Functions, on the other hand, can be inlined, which is why std::sort and D's
built-in sort beat C's qsort (assuming they use approximately the same
algorithm): they're hard-coded to use "a < b", which is either a "cmp" x86
instruction or an inlineable call to a.opCmp(b) which usually translates to "int
< int" and thus a "cmp" anyway.

This is why I recently suggested
(http://www.dsource.org/projects/tango/ticket/571) that Tango provide for
something like:

enum Dir : bool { Ascending, Descending }

// I forget the correct syntax, sorry if this is wrong
template sort(T, Dir D = Dir.Ascending) {
	bool compare(T a, T b) {
		static if (D == Dir.Ascending)
			return a < b;
		else
			return a > b;
	}
	
	void sort(T[] a) {
		// sort using compare for comparing
	}
}

This allows the user to choose whether to sort in ascending or descending order,
and improves speed noticeably. Currently Tango uses a functor struct:

struct IsLess(T) {
	bool opCall(T a, T b) {
		return a < b;
	}
}

Which is not inlined. A "call" instruction is generated for every comparison.

-- 
Remove ".doesnotlike.spam" from the mail address.

Aug 15 2007

Regan Heath <regan netmail.co.nz> writes:

Deewiant wrote:
 Regan Heath wrote:
 C. Dunn wrote:
 It's not just a matter of elegance.  C++ std::sort() is way, way
 faster than qsort in cstdlib because the comparison function gets
 inlined.  Sorting is one place where inlining is critical.

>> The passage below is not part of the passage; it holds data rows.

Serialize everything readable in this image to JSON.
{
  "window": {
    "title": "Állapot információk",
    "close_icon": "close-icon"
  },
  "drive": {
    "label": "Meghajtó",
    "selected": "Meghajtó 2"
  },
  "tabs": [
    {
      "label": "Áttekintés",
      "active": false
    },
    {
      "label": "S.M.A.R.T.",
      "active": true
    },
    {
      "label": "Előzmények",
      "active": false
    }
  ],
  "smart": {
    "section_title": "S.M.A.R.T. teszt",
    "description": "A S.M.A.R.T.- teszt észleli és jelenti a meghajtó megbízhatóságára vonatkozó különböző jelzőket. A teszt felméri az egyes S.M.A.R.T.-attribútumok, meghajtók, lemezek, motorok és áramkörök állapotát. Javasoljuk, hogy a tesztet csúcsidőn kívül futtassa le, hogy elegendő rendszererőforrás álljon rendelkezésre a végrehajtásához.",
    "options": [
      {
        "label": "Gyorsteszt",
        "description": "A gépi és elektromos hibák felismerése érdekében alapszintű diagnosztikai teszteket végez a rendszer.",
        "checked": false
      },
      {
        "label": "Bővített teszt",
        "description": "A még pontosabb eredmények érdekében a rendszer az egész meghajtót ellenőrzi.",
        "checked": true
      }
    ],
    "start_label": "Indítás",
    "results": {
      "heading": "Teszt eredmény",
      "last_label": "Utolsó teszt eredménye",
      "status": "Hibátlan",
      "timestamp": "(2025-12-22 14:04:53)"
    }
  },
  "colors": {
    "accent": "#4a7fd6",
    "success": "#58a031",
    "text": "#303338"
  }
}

 I believe the intention for D is that the optimizer will automagically
 inline everything it can.

 
 I'd imagine it's quite hard to inline a delegate or function pointer. In any
 case, the current optimizer is a joke in many ways.

True about delegates/fpointers I reckon.

I don't know why people keep hating on the optimizer.  Isn't it the same 
optimizer used in DMC, a C compiler with 25 odd years of history?  Sure, 
it's not 'optimized' for D specifically but it still holds it's own in 
shootout results in the general sense, right?

 Functions, on the other hand, can be inlined, which is why std::sort and D's
 built-in sort beat C's qsort (assuming they use approximately the same
 algorithm): they're hard-coded to use "a < b", which is either a "cmp" x86
 instruction or an inlineable call to a.opCmp(b) which usually translates to
"int
 < int" and thus a "cmp" anyway.
 
 This is why I recently suggested
 (http://www.dsource.org/projects/tango/ticket/571) that Tango provide for
 something like:
 
 enum Dir : bool { Ascending, Descending }
 
 // I forget the correct syntax, sorry if this is wrong
 template sort(T, Dir D = Dir.Ascending) {
 	bool compare(T a, T b) {
 		static if (D == Dir.Ascending)
 			return a < b;
 		else
 			return a > b;
 	}
 	
 	void sort(T[] a) {
 		// sort using compare for comparing
 	}
 }
 
 This allows the user to choose whether to sort in ascending or descending
order,
 and improves speed noticeably. Currently Tango uses a functor struct:
 
 struct IsLess(T) {
 	bool opCall(T a, T b) {
 		return a < b;
 	}
 }
 
 Which is not inlined. A "call" instruction is generated for every comparison.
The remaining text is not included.